I. VILÁGHÁBORÚS KÖNYVEK

GAFF : Blood in the Argonne (fülszöveg)

In this unique history of the "Lost Battalion" of World War I, Alan D. Gaff tells for the first time the story of the 77th Division from the perspective of the soldiers in the ranks.

On October 2, 1918, Maj. Charles W. Whittlesey led the 77th Division in a successful attack on German defenses in the Argonne Forest of northeastern France. His unit penetrated German lines to reach its assigned objective, but other units of the 77th could not keep pace and on October 3 Whittlesey's unit was surrounded by German forces. Without food for more than four days, the seven hundred soldiers held out, despite losing more than half their number, until being rescued on the night of October 7.

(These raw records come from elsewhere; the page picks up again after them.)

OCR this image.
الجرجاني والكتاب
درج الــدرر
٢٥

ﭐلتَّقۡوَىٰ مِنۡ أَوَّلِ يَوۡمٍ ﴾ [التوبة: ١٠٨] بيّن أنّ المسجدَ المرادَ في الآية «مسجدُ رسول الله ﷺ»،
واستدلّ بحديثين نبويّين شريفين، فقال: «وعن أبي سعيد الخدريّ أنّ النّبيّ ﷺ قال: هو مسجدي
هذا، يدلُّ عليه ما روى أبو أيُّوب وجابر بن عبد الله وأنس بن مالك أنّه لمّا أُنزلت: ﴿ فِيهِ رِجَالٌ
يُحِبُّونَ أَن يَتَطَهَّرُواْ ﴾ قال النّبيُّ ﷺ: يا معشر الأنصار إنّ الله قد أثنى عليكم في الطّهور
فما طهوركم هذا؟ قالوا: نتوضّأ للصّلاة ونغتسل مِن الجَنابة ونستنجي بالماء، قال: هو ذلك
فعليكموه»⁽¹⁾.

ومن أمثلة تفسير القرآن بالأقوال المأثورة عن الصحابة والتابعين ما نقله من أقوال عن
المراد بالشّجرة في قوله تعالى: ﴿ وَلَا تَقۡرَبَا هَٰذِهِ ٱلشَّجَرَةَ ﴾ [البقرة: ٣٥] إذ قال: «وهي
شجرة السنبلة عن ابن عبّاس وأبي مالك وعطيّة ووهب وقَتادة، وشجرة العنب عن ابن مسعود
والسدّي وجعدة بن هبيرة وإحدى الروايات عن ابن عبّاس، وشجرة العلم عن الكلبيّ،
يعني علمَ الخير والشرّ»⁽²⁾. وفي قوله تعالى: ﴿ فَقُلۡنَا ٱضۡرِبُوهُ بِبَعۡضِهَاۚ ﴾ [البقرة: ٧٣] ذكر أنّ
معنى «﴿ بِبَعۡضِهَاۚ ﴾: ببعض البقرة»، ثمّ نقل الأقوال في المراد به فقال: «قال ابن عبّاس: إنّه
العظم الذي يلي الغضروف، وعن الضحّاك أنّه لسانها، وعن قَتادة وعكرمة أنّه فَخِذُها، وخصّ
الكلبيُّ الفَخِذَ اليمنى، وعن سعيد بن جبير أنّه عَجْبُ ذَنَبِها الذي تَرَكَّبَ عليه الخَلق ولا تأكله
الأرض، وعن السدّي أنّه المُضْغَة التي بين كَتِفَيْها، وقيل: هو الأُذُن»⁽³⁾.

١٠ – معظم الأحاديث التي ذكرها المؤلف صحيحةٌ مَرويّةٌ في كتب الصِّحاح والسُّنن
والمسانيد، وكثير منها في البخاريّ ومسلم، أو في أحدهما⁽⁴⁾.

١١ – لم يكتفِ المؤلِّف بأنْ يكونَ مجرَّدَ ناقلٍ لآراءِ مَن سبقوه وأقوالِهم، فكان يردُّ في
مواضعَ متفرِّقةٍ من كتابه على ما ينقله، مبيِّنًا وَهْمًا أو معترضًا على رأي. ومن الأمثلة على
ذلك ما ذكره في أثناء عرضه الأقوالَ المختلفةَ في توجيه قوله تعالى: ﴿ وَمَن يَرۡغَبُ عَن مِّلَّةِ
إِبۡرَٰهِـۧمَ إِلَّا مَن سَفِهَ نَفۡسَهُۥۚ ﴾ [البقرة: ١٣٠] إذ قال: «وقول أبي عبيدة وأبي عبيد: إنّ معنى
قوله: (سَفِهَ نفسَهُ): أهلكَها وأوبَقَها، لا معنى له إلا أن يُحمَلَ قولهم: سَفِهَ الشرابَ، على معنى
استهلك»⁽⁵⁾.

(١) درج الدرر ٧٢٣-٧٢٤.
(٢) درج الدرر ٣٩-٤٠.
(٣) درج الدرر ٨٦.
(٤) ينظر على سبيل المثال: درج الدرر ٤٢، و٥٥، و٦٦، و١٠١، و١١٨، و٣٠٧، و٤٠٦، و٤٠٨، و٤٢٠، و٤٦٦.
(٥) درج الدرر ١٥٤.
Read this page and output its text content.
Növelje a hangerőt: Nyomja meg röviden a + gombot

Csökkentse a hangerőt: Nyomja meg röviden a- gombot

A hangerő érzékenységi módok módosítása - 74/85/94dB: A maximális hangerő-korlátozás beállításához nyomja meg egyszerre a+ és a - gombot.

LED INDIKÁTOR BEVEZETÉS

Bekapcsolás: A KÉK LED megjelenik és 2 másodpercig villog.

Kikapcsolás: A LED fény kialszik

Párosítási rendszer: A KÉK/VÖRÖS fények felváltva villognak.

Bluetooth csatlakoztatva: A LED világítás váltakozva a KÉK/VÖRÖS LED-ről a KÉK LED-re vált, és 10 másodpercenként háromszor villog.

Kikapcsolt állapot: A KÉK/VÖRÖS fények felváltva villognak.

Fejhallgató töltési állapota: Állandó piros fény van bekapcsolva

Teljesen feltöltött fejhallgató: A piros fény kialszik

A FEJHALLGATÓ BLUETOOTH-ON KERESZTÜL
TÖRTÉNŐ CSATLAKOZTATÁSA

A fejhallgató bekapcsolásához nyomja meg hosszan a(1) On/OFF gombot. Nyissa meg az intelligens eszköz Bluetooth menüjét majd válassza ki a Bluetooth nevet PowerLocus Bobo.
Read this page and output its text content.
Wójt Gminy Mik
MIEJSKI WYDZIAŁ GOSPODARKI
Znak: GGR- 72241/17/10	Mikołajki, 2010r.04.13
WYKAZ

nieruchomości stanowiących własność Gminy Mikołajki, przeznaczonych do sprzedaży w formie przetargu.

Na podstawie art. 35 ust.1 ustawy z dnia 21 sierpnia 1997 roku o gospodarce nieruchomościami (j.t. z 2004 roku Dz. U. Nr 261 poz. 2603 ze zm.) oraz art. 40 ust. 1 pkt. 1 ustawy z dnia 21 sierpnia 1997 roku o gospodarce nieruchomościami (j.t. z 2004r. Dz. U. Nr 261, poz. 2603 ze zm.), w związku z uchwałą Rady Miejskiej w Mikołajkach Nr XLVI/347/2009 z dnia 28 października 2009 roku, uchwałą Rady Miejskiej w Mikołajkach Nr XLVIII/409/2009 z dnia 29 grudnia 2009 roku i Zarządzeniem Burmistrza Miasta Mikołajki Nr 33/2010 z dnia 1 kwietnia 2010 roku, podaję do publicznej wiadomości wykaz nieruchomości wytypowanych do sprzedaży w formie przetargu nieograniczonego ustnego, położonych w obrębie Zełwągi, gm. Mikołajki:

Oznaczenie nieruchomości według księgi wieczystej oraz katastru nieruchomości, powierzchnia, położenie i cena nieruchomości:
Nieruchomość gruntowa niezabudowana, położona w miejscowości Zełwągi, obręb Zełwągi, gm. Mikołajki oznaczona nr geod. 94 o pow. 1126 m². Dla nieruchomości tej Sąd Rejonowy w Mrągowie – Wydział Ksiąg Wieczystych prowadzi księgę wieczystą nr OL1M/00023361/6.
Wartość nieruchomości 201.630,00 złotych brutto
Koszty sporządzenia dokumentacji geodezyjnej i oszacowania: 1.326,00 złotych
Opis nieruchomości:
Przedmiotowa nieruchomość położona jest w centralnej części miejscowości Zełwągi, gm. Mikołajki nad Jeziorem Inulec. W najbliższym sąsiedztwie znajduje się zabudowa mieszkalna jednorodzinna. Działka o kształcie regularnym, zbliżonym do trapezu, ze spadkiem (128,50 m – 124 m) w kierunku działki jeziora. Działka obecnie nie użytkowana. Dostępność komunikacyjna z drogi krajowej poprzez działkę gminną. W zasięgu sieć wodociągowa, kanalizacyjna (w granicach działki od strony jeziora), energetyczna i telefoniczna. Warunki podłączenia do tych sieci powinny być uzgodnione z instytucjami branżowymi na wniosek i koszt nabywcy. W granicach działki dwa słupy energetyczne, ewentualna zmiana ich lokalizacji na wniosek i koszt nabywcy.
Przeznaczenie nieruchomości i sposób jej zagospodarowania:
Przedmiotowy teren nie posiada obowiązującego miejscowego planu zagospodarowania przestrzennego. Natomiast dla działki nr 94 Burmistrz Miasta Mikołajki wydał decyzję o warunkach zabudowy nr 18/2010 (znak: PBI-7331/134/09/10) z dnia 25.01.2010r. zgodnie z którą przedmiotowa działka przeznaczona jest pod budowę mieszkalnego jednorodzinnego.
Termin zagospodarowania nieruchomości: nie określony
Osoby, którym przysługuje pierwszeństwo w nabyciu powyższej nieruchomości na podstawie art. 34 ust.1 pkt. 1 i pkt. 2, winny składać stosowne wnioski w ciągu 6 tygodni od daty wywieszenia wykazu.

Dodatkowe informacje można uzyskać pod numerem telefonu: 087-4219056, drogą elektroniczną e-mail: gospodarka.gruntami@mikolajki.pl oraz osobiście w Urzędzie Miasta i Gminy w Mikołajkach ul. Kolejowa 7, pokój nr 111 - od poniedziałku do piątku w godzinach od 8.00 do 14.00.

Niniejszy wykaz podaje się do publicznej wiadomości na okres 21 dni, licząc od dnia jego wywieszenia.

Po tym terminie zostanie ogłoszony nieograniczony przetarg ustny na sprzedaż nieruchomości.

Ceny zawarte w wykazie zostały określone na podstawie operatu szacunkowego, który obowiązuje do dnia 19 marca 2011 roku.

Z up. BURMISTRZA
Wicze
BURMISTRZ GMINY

Whittlesey's unit was not a battalion nor was it ever "lost," but once a newspaper editor applied the term "lost battalion" to the episode, it stuck, coloring contemporary and successive accounts and elevating the soldiers to heroic status. In Blood in the Argonne, Gaff describes these soldiers in human terms, identifying them as New York City draftees and replacements from the western states who all came from a wide mix of ethnic backgrounds. Portraying the soldiers through their surviving memoirs, photographs, and papers, Gaff gives voice to the thoughts and feelings of the men who endured one of the most famous and compelling episodes of warfare in the twentieth century.

It has been said that it is harder to find the truth about what happened to the Lost Battalion than it was to find the battalion itself. Gaff overcomes this impediment by drawing from new, unimpeachable sources—such as sworn testimony by soldiers who survived the ordeal—to correct the myths and legends and to reveal what really happened in the Argonne Forest during early October 1918.